In the foreground, Mabel serves a maté (traditional drink), Albino Campos, Jongko, or head of the clan of the Mapuche Campo Maripe community is in the background.

This house, at the entrance to the Mapuche community in Campo Maripe, was overrun with sand following the oil company, YPF clearing the weeds. Work started up again a few days ago, and the sand has been cleared to make land for growing things on.

Checho chats to a Mapuche family at the entrance to the Mapuche community in Campo Maripe. The community is fighting against unconventional wells “which pollute water tables and don’t allow us to graze our animals.”

Neuquén province. Aerial view of an unconventional oil and shale gas well.

A reservoir belonging to Shell on Sierras Blancas between Neuquén and Añelo. This large body of water mixed with chemicals will be injected more than 3kms down to fracture rock and recover gas and oil.

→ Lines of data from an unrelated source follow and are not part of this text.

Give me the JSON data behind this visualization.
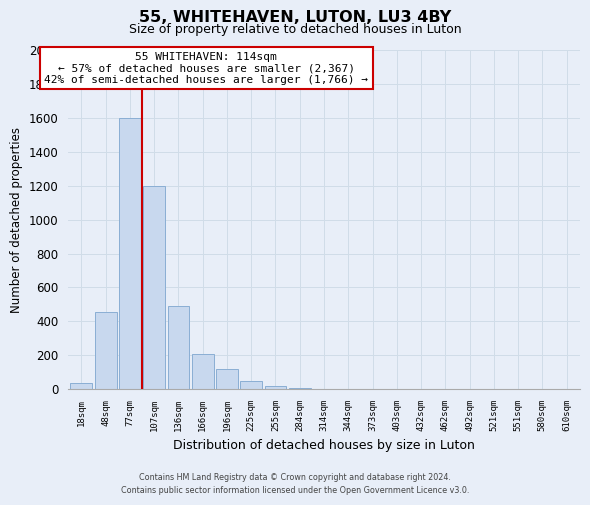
{
  "title": "55, WHITEHAVEN, LUTON, LU3 4BY",
  "subtitle": "Size of property relative to detached houses in Luton",
  "xlabel": "Distribution of detached houses by size in Luton",
  "ylabel": "Number of detached properties",
  "bar_labels": [
    "18sqm",
    "48sqm",
    "77sqm",
    "107sqm",
    "136sqm",
    "166sqm",
    "196sqm",
    "225sqm",
    "255sqm",
    "284sqm",
    "314sqm",
    "344sqm",
    "373sqm",
    "403sqm",
    "432sqm",
    "462sqm",
    "492sqm",
    "521sqm",
    "551sqm",
    "580sqm",
    "610sqm"
  ],
  "bar_values": [
    35,
    455,
    1600,
    1200,
    490,
    210,
    120,
    50,
    20,
    5,
    0,
    0,
    0,
    0,
    0,
    0,
    0,
    0,
    0,
    0,
    0
  ],
  "bar_color": "#c8d8ee",
  "bar_edge_color": "#8aaed4",
  "ylim": [
    0,
    2000
  ],
  "yticks": [
    0,
    200,
    400,
    600,
    800,
    1000,
    1200,
    1400,
    1600,
    1800,
    2000
  ],
  "property_line_color": "#cc0000",
  "annotation_text": "55 WHITEHAVEN: 114sqm\n← 57% of detached houses are smaller (2,367)\n42% of semi-detached houses are larger (1,766) →",
  "annotation_box_color": "#ffffff",
  "annotation_box_edge": "#cc0000",
  "footer_line1": "Contains HM Land Registry data © Crown copyright and database right 2024.",
  "footer_line2": "Contains public sector information licensed under the Open Government Licence v3.0.",
  "grid_color": "#d0dce8",
  "background_color": "#e8eef8"
}
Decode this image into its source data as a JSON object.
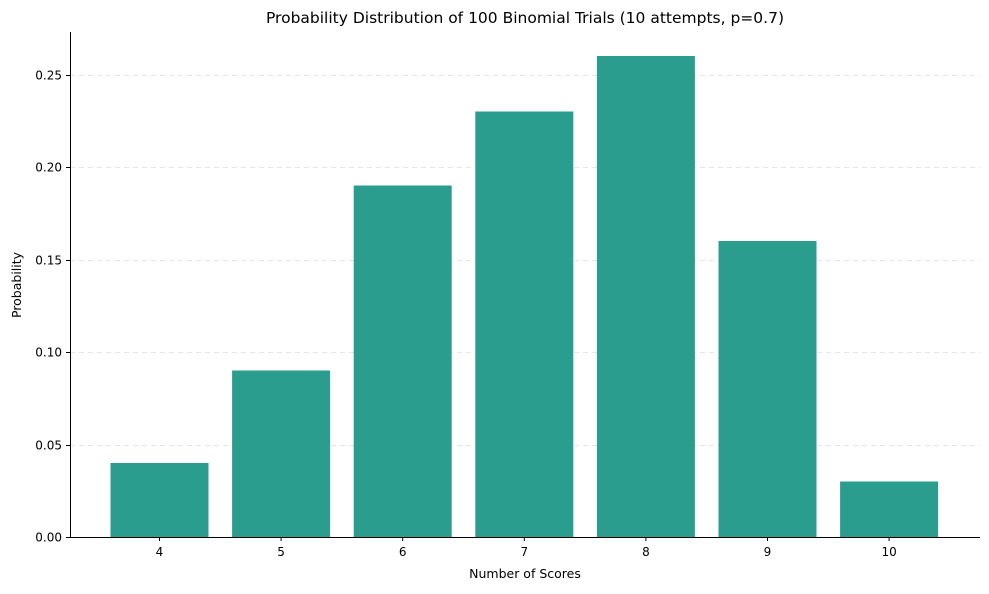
{
  "chart_data": {
    "type": "bar",
    "title": "Probability Distribution of 100 Binomial Trials (10 attempts, p=0.7)",
    "xlabel": "Number of Scores",
    "ylabel": "Probability",
    "categories": [
      "4",
      "5",
      "6",
      "7",
      "8",
      "9",
      "10"
    ],
    "values": [
      0.04,
      0.09,
      0.19,
      0.23,
      0.26,
      0.16,
      0.03
    ],
    "ylim": [
      0,
      0.273
    ],
    "yticks": [
      "0.00",
      "0.05",
      "0.10",
      "0.15",
      "0.20",
      "0.25"
    ],
    "ytick_values": [
      0,
      0.05,
      0.1,
      0.15,
      0.2,
      0.25
    ],
    "grid": "y-axis dashed",
    "bar_color": "#2a9d8f",
    "legend": "none"
  }
}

In the area of Valentina Norte Rural, where there are several pump jacks, a large part of the population doesn’t have running water. The council has taken on a subcontracting company who distributes water that is not drinkable for watering and washing. This water is rationed per inhabitant.

The Mapuche community of Campo Maripe breed goats. They are left to graze in the Loma Campana area, not far from the unconventional oil wells.

The company Real Work produces covers containing chicken feathers that allow toxic leaks to be soaked up around the wells. They are then stored on the ground in the open air on a several-hectare plot of land a few kilometres from the town of Cutral Co.

Ariel 41, drinking a mate inside his trailer in the Mapuche community of Campo Maripe. Ariel was engaged by the company YPF petroleum to flatten land in the grounds of the community. In exchange for the right to exploit unconventional wells, YPF has promised the Mapuche community to make cultivable land. But the work has been interompus and Ariel was unemployed and contract debts. He reclames the firm the equivalent of 15,000 euros.

Inside the Mapuche community of Campo Maripe.

At the end of October 2014, near Neuquen, one of the companies authorized by the authorities to reprocess the waste oil (Indarsa) broke one of his ponds, which was not up to standard. The waste flows over 500 meters, near poor neighborhoods. Here, few days later, a worker continues cleaning.

Aerial view of the town of Neuquén, capital of the province of the same name.

lare near Allen, 30kms from Neuquén.